I think it would be easy to shrug this disinterest off as folks just not relating to those stories, those bodies. Except that women continue to read stories about boys and men. The 7th grade cis girls in my classes show no disinclination to learn about an anatomy that isn’t theirs. They will happily read stories and watch movies about boys. Somehow, we are implicitly teaching women and girls that there is value in accepting the wider experiences of others while telling boys and men that they needn’t bother.
And I think this is a huge factor in why we don’t have more information about women and queer folk in the lifting space. It’s seen as a niche issue, irrelevant to most lifters, which I’ve argued before, are consistently defined as cis men.
So, the mostly men who make lifting content talk about mostly men. They see their stories as inclusive and universal to the not cis men who might be listening, watching or reading.

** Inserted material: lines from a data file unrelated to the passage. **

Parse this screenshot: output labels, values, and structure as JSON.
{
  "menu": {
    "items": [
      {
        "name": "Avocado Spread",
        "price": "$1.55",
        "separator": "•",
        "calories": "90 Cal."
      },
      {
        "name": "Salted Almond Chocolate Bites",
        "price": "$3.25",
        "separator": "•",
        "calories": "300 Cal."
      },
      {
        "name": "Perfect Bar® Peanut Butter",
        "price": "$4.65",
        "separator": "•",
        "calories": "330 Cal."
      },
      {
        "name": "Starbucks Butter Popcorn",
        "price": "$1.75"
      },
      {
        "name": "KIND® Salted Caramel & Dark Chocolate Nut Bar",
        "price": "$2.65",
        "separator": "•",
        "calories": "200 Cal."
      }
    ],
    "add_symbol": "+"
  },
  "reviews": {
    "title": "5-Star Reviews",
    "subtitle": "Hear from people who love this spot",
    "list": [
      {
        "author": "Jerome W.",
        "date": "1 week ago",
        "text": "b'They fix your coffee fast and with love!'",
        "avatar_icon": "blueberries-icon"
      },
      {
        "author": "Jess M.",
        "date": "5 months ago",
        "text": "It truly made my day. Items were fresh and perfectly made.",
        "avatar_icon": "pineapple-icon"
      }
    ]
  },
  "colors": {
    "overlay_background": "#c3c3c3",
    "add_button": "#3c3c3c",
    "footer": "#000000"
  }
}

They de facto mostly leave the content about women and queer folk to the not cis men, the minority of the lifting space, to fill in the gaps for the majority of humanity.
Women’s stories are human stories. Queer stories are human stories. Our needs, our concerns, questions, curiosities, are just as valid and relevant. We deserve equal airtime. We deserve to be treated like valued members of the lifting space. We shouldn’t have to dig for that one interview done once with a female lifter about “women’s” issues in lifting to know that our experiences are important.

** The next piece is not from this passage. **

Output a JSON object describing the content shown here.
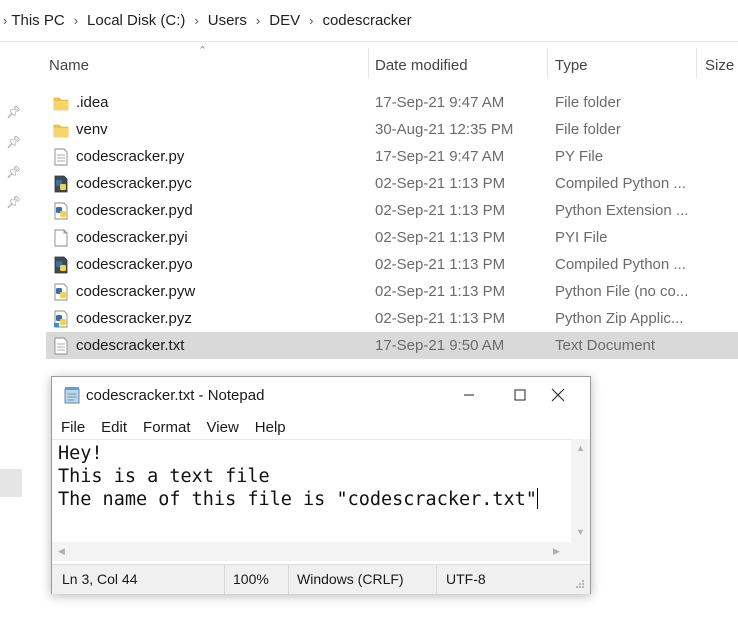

Every conversation, every issue, every question answered, needs to include us, our perspectives, our needs. And if content creators don’t have the expertise to do it themselves, it’s time to invite a woman, a queer person, into the daily work of creating content. It’s time to stop treating cis men’s experiences as the only universal experiences in lifting.(1)
(1) This is doubly true for racial diversity in the lifting space. We are hearing from mostly White content creators in the evidence-based strength world, and that also needs to change. White stories shouldn’t be treated as the only universal stories with BIPOC experiences perceived as niche. And I can’t honestly recall a single time race or racism was addressed in a meaningful way during an interview or research review. I would happily welcome more inclusion of these lifters’ experiences as well. We have a lot of work to do to make lifting content representative of the lifting community at large.